Janet looked up from adjusting Brendan’s blanket. “After what’s happened in the last six months,” she answered, “that may have become a very scary question.”
Then the phone rang. Janet grabbed the receiver and answered, “I’m on my way,” without waiting for the caller to speak. She handed me Brendan and was gone.
Chapter 5
Most ER doctors learn to sleep when and where they can. Normally I would have grabbed another hour and a half before heading back to St. Paul’s. But after what Janet told me, I knew my sleep was finished for the night. I returned Brendan to his crib, poured myself a second cup of coffee, and stared out the living room window. Over the tops of the nearby roofs and trees I saw a flash of lightning in the distance. I counted about ten seconds before I heard a low roll of thunder.

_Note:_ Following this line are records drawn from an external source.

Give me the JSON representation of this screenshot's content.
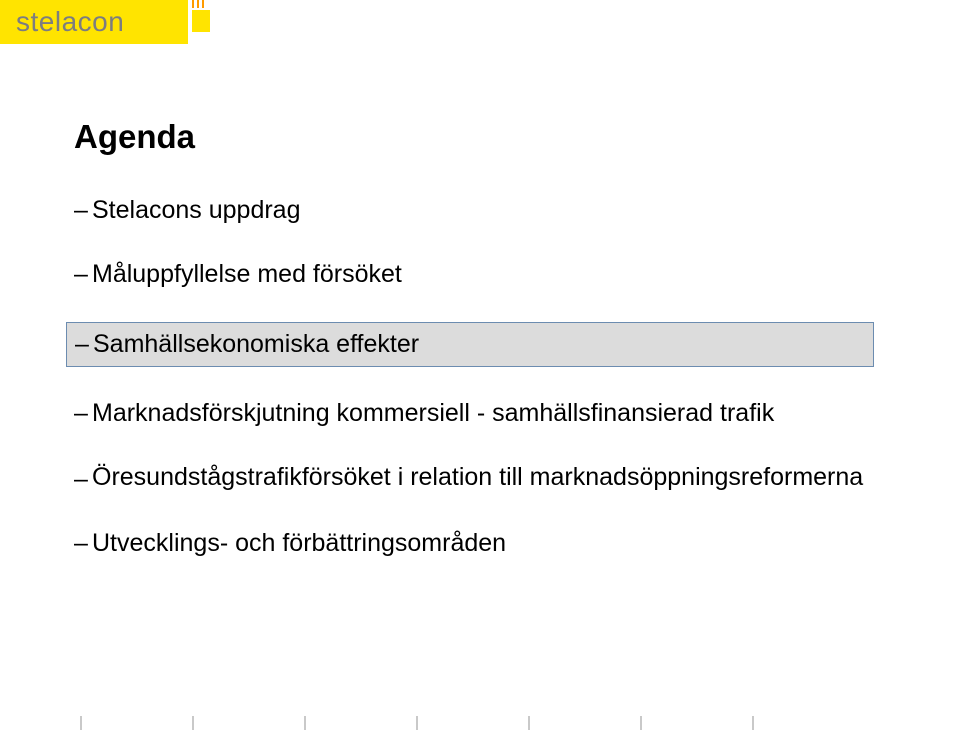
{
  "brand": {
    "name": "stelacon"
  },
  "title": "Agenda",
  "bullets": {
    "b1": "Stelacons uppdrag",
    "b2": "Måluppfyllelse med försöket",
    "b3": "Samhällsekonomiska effekter",
    "b4": "Marknadsförskjutning kommersiell - samhällsfinansierad trafik",
    "b5": "Öresundstågstrafikförsöket i relation till marknadsöppningsreformerna",
    "b6": "Utvecklings- och förbättringsområden"
  }
}
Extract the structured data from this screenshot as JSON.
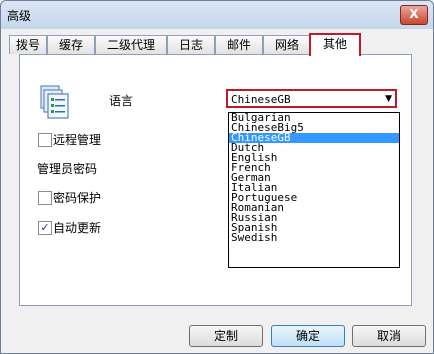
{
  "window": {
    "title": "高级",
    "close_label": "X"
  },
  "tabs": [
    "拨号",
    "缓存",
    "二级代理",
    "日志",
    "邮件",
    "网络",
    "其他"
  ],
  "settings": {
    "language_label": "语言",
    "language_value": "ChineseGB",
    "remote_label": "远程管理",
    "remote_checked": false,
    "admin_password_label": "管理员密码",
    "password_protect_label": "密码保护",
    "password_protect_checked": false,
    "auto_update_label": "自动更新",
    "auto_update_checked": true
  },
  "language_options": [
    "Bulgarian",
    "ChineseBig5",
    "ChineseGB",
    "Dutch",
    "English",
    "French",
    "German",
    "Italian",
    "Portuguese",
    "Romanian",
    "Russian",
    "Spanish",
    "Swedish"
  ],
  "selected_option": "ChineseGB",
  "buttons": {
    "custom": "定制",
    "ok": "确定",
    "cancel": "取消"
  },
  "colors": {
    "highlight": "#c0182d",
    "selection": "#3399ff"
  }
}
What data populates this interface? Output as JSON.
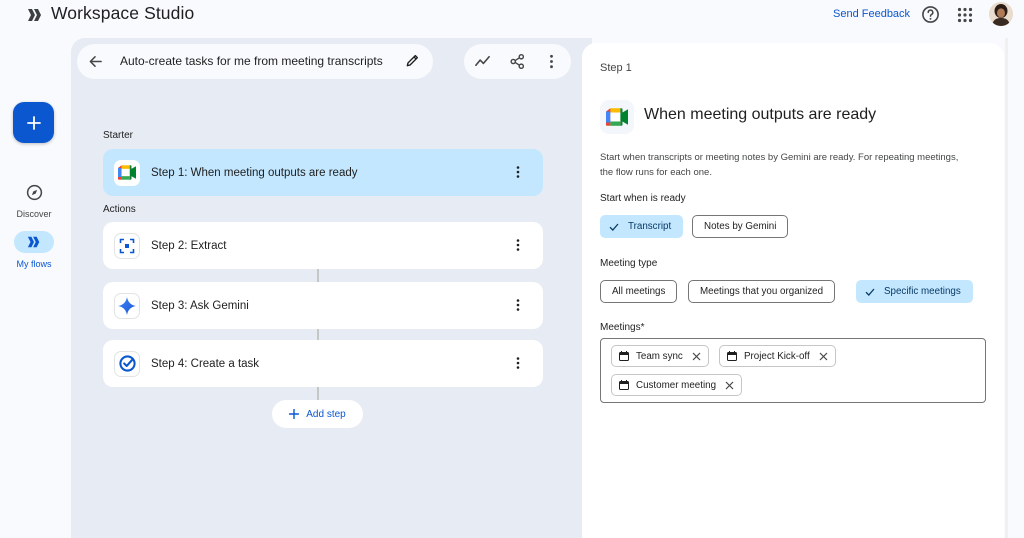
{
  "app": {
    "title": "Workspace Studio",
    "feedback_label": "Send Feedback"
  },
  "rail": {
    "discover_label": "Discover",
    "flows_label": "My flows"
  },
  "flow": {
    "title": "Auto-create tasks for me from meeting transcripts"
  },
  "canvas": {
    "starter_label": "Starter",
    "actions_label": "Actions",
    "steps": [
      {
        "prefix": "Step 1:",
        "label": " When meeting outputs are ready",
        "icon": "google-meet-icon"
      },
      {
        "prefix": "Step 2:",
        "label": " Extract",
        "icon": "extract-icon"
      },
      {
        "prefix": "Step 3:",
        "label": " Ask Gemini",
        "icon": "gemini-sparkle-icon"
      },
      {
        "prefix": "Step 4:",
        "label": " Create a task",
        "icon": "google-tasks-icon"
      }
    ],
    "add_step_label": "Add step"
  },
  "panel": {
    "step_label": "Step 1",
    "heading": "When meeting outputs are ready",
    "description": "Start when transcripts or meeting notes by Gemini are ready. For repeating meetings, the flow runs for each one.",
    "start_when_label": "Start when is ready",
    "start_when_options": [
      {
        "label": "Transcript",
        "selected": true
      },
      {
        "label": "Notes by Gemini",
        "selected": false
      }
    ],
    "meeting_type_label": "Meeting type",
    "meeting_type_options": [
      {
        "label": "All meetings",
        "selected": false
      },
      {
        "label": "Meetings that you organized",
        "selected": false
      },
      {
        "label": "Specific meetings",
        "selected": true
      }
    ],
    "meetings_label": "Meetings*",
    "meetings": [
      "Team sync",
      "Project Kick-off",
      "Customer meeting"
    ]
  },
  "colors": {
    "accent": "#0b57d0",
    "selected": "#c2e7ff",
    "canvas_bg": "#e7ebf3",
    "page_bg": "#f8fafd"
  }
}
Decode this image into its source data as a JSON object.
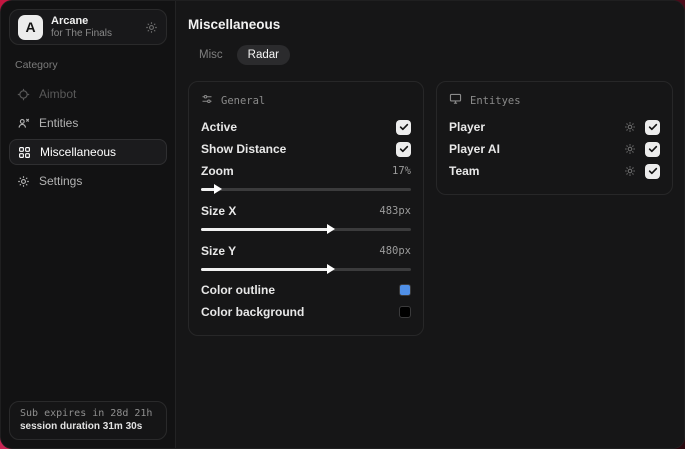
{
  "app": {
    "logo_letter": "A",
    "name": "Arcane",
    "subtitle": "for The Finals"
  },
  "sidebar": {
    "category_label": "Category",
    "items": [
      {
        "label": "Aimbot"
      },
      {
        "label": "Entities"
      },
      {
        "label": "Miscellaneous"
      },
      {
        "label": "Settings"
      }
    ],
    "footer": {
      "sub_expires": "Sub expires in 28d 21h",
      "session_duration": "session duration 31m 30s"
    }
  },
  "header": {
    "title": "Miscellaneous"
  },
  "tabs": [
    {
      "label": "Misc"
    },
    {
      "label": "Radar"
    }
  ],
  "panels": {
    "general": {
      "title": "General",
      "active": {
        "label": "Active",
        "checked": true
      },
      "show_distance": {
        "label": "Show Distance",
        "checked": true
      },
      "zoom": {
        "label": "Zoom",
        "value": "17%",
        "percent": 7
      },
      "size_x": {
        "label": "Size X",
        "value": "483px",
        "percent": 61
      },
      "size_y": {
        "label": "Size Y",
        "value": "480px",
        "percent": 61
      },
      "color_outline": {
        "label": "Color outline",
        "color": "#4f8fe6"
      },
      "color_background": {
        "label": "Color background",
        "color": "#000000"
      }
    },
    "entities": {
      "title": "Entityes",
      "rows": [
        {
          "label": "Player",
          "checked": true
        },
        {
          "label": "Player AI",
          "checked": true
        },
        {
          "label": "Team",
          "checked": true
        }
      ]
    }
  },
  "colors": {
    "accent_blue": "#4f8fe6",
    "backdrop_red": "#c2153f"
  }
}
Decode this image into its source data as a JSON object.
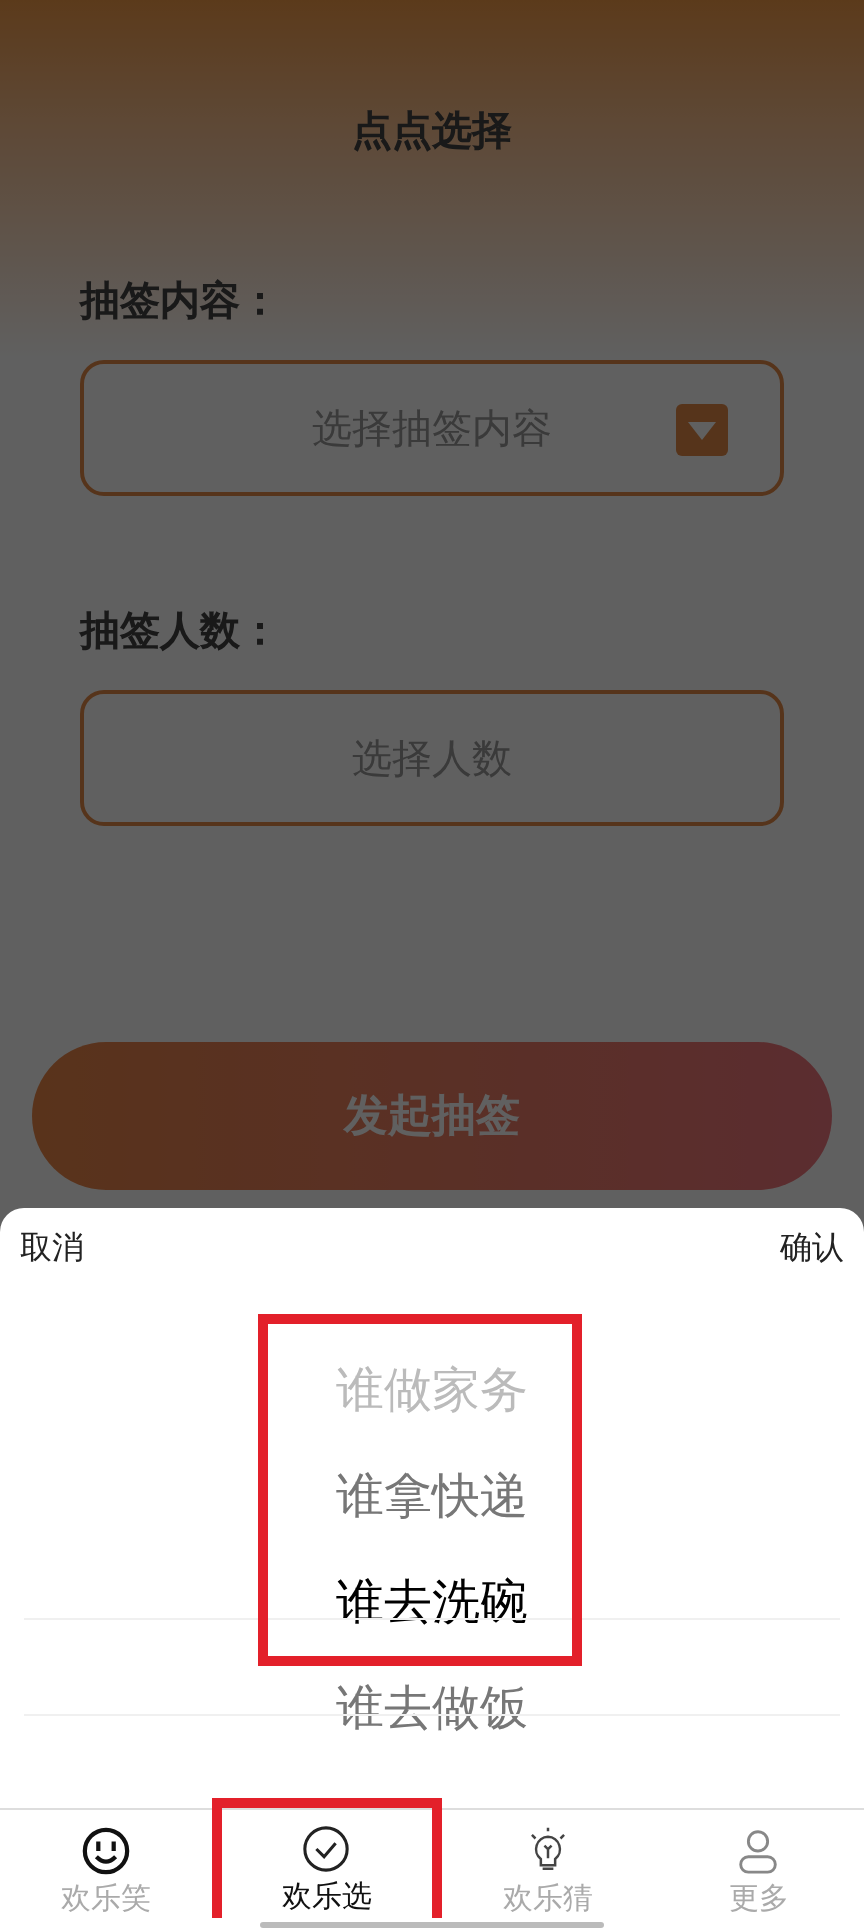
{
  "page": {
    "title": "点点选择",
    "dimmed": true
  },
  "form": [
    {
      "label": "抽签内容：",
      "placeholder": "选择抽签内容",
      "dropdown": true
    },
    {
      "label": "抽签人数：",
      "placeholder": "选择人数",
      "dropdown": false
    }
  ],
  "submit": {
    "label": "发起抽签"
  },
  "sheet": {
    "cancel": "取消",
    "confirm": "确认",
    "highlighted": true,
    "options": [
      {
        "label": "谁做家务",
        "selected": false,
        "faded": true
      },
      {
        "label": "谁拿快递",
        "selected": false,
        "faded": false
      },
      {
        "label": "谁去洗碗",
        "selected": true,
        "faded": false
      },
      {
        "label": "谁去做饭",
        "selected": false,
        "faded": false
      }
    ]
  },
  "tabs": [
    {
      "label": "欢乐笑",
      "kind": "smile",
      "selected": false,
      "highlighted": false
    },
    {
      "label": "欢乐选",
      "kind": "check",
      "selected": true,
      "highlighted": true
    },
    {
      "label": "欢乐猜",
      "kind": "bulb",
      "selected": false,
      "highlighted": false
    },
    {
      "label": "更多",
      "kind": "person",
      "selected": false,
      "highlighted": false
    }
  ]
}
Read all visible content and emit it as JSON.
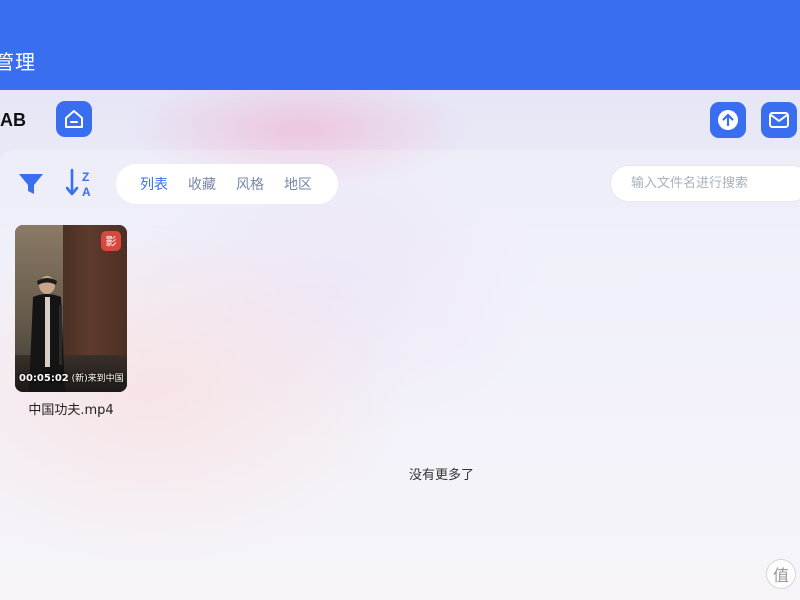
{
  "header": {
    "title": "管理",
    "bg_color": "#3a6ef0"
  },
  "toolbar": {
    "drive_name": "AB",
    "home_icon": "home-icon",
    "upload_icon": "upload-arrow-icon",
    "mail_icon": "mail-icon"
  },
  "filters": {
    "filter_icon": "filter-funnel-icon",
    "sort_icon": "sort-z-a-icon",
    "tabs": [
      {
        "label": "列表",
        "active": true
      },
      {
        "label": "收藏",
        "active": false
      },
      {
        "label": "风格",
        "active": false
      },
      {
        "label": "地区",
        "active": false
      }
    ],
    "accent_color": "#3a6ef0"
  },
  "search": {
    "placeholder": "输入文件名进行搜索"
  },
  "files": [
    {
      "name": "中国功夫.mp4",
      "badge": "影",
      "badge_color": "#d9473f",
      "duration": "00:05:02",
      "caption": "(新)来到中国"
    }
  ],
  "footer": {
    "no_more": "没有更多了",
    "watermark": "值"
  }
}
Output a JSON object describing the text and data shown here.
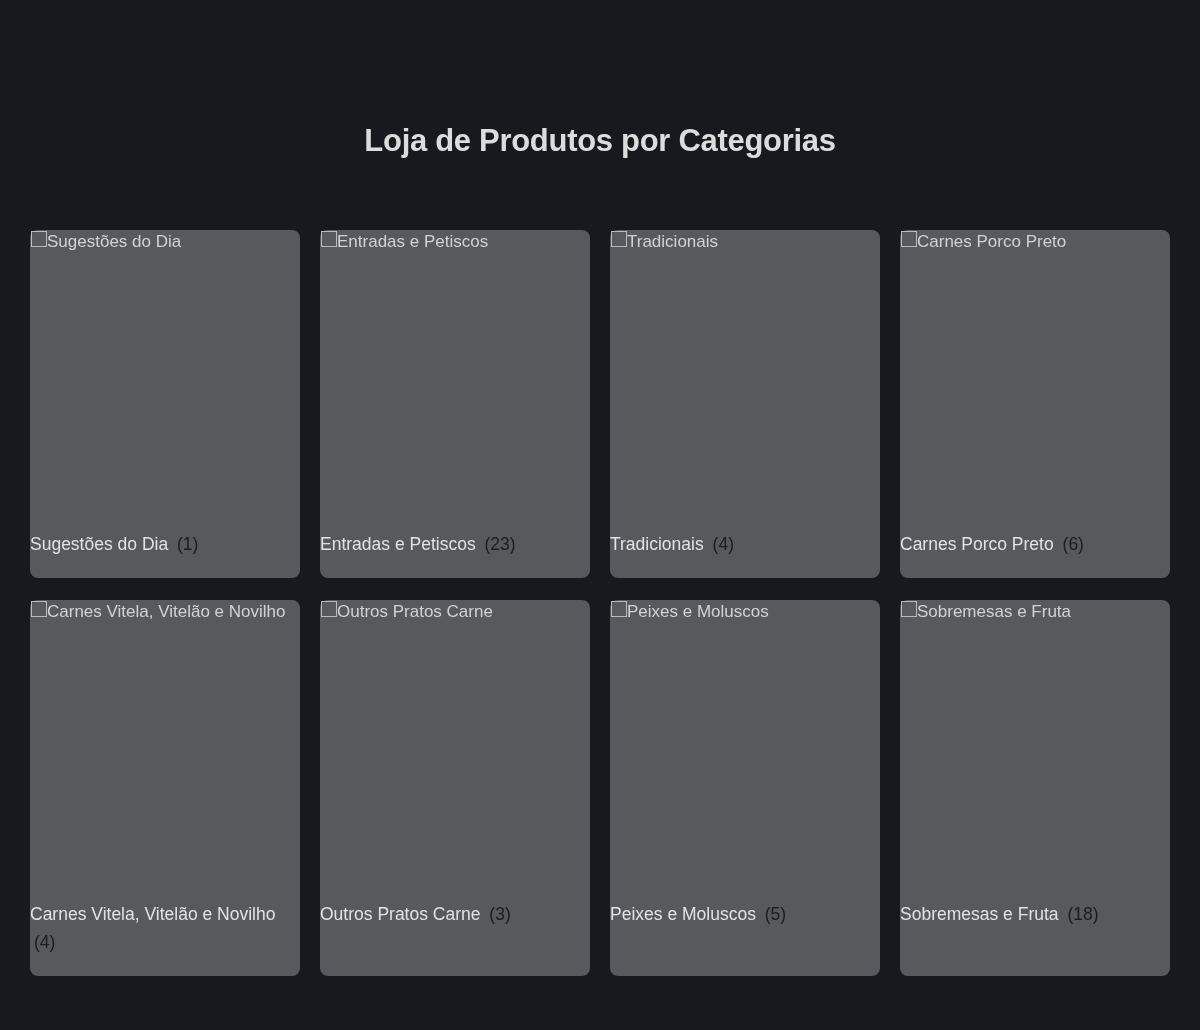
{
  "page": {
    "title": "Loja de Produtos por Categorias"
  },
  "categories": [
    {
      "image_alt": "Sugestões do Dia",
      "name": "Sugestões do Dia",
      "count": "(1)"
    },
    {
      "image_alt": "Entradas e Petiscos",
      "name": "Entradas e Petiscos",
      "count": "(23)"
    },
    {
      "image_alt": "Tradicionais",
      "name": "Tradicionais",
      "count": "(4)"
    },
    {
      "image_alt": "Carnes Porco Preto",
      "name": "Carnes Porco Preto",
      "count": "(6)"
    },
    {
      "image_alt": "Carnes Vitela, Vitelão e Novilho",
      "name": "Carnes Vitela, Vitelão e Novilho",
      "count": "(4)"
    },
    {
      "image_alt": "Outros Pratos Carne",
      "name": "Outros Pratos Carne",
      "count": "(3)"
    },
    {
      "image_alt": "Peixes e Moluscos",
      "name": "Peixes e Moluscos",
      "count": "(5)"
    },
    {
      "image_alt": "Sobremesas e Fruta",
      "name": "Sobremesas e Fruta",
      "count": "(18)"
    }
  ]
}
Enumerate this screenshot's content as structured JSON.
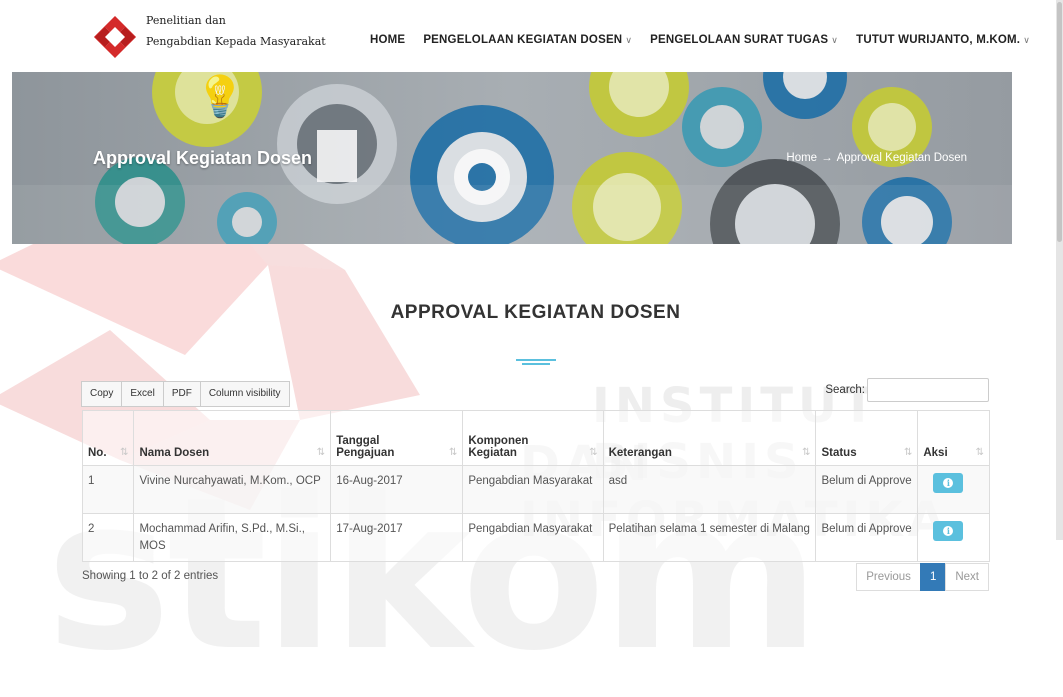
{
  "brand": {
    "line1": "Penelitian dan",
    "line2": "Pengabdian Kepada Masyarakat"
  },
  "nav": [
    {
      "label": "HOME",
      "dropdown": false
    },
    {
      "label": "PENGELOLAAN KEGIATAN DOSEN",
      "dropdown": true
    },
    {
      "label": "PENGELOLAAN SURAT TUGAS",
      "dropdown": true
    },
    {
      "label": "TUTUT WURIJANTO, M.KOM.",
      "dropdown": true
    }
  ],
  "banner": {
    "title": "Approval Kegiatan Dosen",
    "breadcrumb_home": "Home",
    "breadcrumb_arrow": "→",
    "breadcrumb_current": "Approval Kegiatan Dosen"
  },
  "section": {
    "title": "APPROVAL KEGIATAN DOSEN"
  },
  "toolbar": {
    "copy": "Copy",
    "excel": "Excel",
    "pdf": "PDF",
    "colvis": "Column visibility",
    "search_label": "Search:",
    "search_value": ""
  },
  "table": {
    "headers": [
      "No.",
      "Nama Dosen",
      "Tanggal Pengajuan",
      "Komponen Kegiatan",
      "Keterangan",
      "Status",
      "Aksi"
    ],
    "rows": [
      {
        "no": "1",
        "nama": "Vivine Nurcahyawati, M.Kom., OCP",
        "tanggal": "16-Aug-2017",
        "komponen": "Pengabdian Masyarakat",
        "keterangan": "asd",
        "status": "Belum di Approve"
      },
      {
        "no": "2",
        "nama": "Mochammad Arifin, S.Pd., M.Si., MOS",
        "tanggal": "17-Aug-2017",
        "komponen": "Pengabdian Masyarakat",
        "keterangan": "Pelatihan selama 1 semester di Malang",
        "status": "Belum di Approve"
      }
    ]
  },
  "footer": {
    "info": "Showing 1 to 2 of 2 entries",
    "previous": "Previous",
    "page": "1",
    "next": "Next"
  },
  "watermark": {
    "text1": "INSTITUT BISNIS",
    "text2": "DAN INFORMATIKA",
    "text3": "stikom"
  },
  "colors": {
    "accent": "#5bc0de",
    "pager_active": "#337ab7",
    "logo_red": "#d42a2a"
  }
}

I kept trying to dismiss Janet’s suspicions. There was no way I could conceive of by which Legionella could be transmitted to an individual and be made specifically to infect him or her while sparing others. That the victim could also be kept unaware of the attack seemed even more impossible, if they had been unaware. The OR nurse had died. I had no idea if she’d been able to answer any questions before her death. Certainly Phyllis Sanders was in no condition to talk, whether or not she turned out to have Legionella as well as staph. The likelihood of her impending death went through me like a pain.